Immaginazione poetica, dunque. La stessa immaginazione che mi fa vergognare dei figli che non ho avuto; dei miei coetanei che incontro scodinzolanti agli happy hour; di mio padre quando non offre il passo a chi esce da un parcheggio; di mia madre quando si mette tasca le bustine di zucchero; dei parenti tutti le rare volte in cui ci troviamo e fingiamo di essere una famiglia felice; dei miei colleghi scrittori e giornalisti, che per un pollice alzato su facebook rivenderebbero le bustine di zucchero a anche la madre; di chi usa espressioni come "trendwatching", "chicchissimo" e "lusso nonchalante"; dei politici che mi rappresentano e io invece voglio essere pura e immediata presenza; dei tifosi italiani quando si fermano in un Autogrill, dove arraffano tutto tranne lo zucchero; dei primari del San Raffaele che ti chiedono quattrocento euro per una visita; di chi mi fracassa le palle con gli impressionisti di cui possiede intere monografie incelofanate; delle donne che invece di baciarti ti parlano dell'ultimo Maitreya e dell'apertura del quarto chakra; di quelli che ti fumano in faccia perché tanto l'automobile è la loro; di chi non fuma e fa sport e ti parla di sport e legge solo la pagina dello sport; dei maestri che non mi hanno ammaestrato e degli amici che ho perduto, per reciproca distrazione:

stavano lì, accidenti, dove li ho messi... stavano lì vicino agli occhiali e all'ultimo libro di Camilleri, ma ora non ci stanno più.

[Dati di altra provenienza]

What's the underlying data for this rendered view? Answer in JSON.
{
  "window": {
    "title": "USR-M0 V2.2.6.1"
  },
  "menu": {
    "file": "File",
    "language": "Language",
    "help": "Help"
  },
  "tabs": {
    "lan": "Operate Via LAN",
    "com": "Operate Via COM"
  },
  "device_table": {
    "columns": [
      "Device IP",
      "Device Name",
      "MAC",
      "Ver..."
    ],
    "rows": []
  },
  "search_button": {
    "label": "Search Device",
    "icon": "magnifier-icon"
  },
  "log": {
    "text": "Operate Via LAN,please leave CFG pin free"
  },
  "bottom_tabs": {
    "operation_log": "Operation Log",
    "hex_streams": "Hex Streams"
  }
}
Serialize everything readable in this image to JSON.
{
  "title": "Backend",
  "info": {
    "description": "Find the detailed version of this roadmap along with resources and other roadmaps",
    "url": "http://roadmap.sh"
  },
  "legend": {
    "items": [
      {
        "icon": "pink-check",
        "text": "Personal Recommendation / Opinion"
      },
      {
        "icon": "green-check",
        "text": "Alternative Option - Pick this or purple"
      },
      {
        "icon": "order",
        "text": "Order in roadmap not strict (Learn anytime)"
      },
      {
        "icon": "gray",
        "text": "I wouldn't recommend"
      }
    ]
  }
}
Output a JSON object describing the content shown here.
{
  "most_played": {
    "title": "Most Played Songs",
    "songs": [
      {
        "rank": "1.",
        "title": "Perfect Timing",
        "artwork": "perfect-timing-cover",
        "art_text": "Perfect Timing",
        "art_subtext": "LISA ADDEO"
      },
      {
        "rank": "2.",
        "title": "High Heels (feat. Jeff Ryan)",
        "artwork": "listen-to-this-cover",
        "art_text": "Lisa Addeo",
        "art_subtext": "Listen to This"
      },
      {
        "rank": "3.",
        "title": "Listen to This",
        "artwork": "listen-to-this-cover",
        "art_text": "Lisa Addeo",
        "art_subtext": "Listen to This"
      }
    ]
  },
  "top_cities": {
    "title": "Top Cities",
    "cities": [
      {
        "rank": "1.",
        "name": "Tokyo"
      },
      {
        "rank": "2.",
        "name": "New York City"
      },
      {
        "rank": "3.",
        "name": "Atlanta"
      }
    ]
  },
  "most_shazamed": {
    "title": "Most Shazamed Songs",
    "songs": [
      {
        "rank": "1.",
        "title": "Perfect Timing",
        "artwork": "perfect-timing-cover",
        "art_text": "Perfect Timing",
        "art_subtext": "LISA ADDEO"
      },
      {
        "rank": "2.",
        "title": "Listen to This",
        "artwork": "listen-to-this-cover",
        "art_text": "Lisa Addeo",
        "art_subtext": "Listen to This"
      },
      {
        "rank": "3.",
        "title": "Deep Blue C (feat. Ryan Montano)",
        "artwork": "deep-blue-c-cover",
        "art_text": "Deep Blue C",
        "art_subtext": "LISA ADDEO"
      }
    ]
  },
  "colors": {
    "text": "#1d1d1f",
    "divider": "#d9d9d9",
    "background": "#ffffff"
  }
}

Ma soprattutto io mi vergogno di me e del padre che non sono; degli animali che si usmano il culo prima di azzannarsi a morte; dell'onda che sommerge il barcone e carezza la modella distesa nell'idromassaggio; del tempo che fa avvizzire la rosa mentre sussurra le sue sconce promesse a un minuscolo seme. Sì, io mi vergogno, mi vergogno di continuo, mi vergogno della vergogna che non prova l'universo intero.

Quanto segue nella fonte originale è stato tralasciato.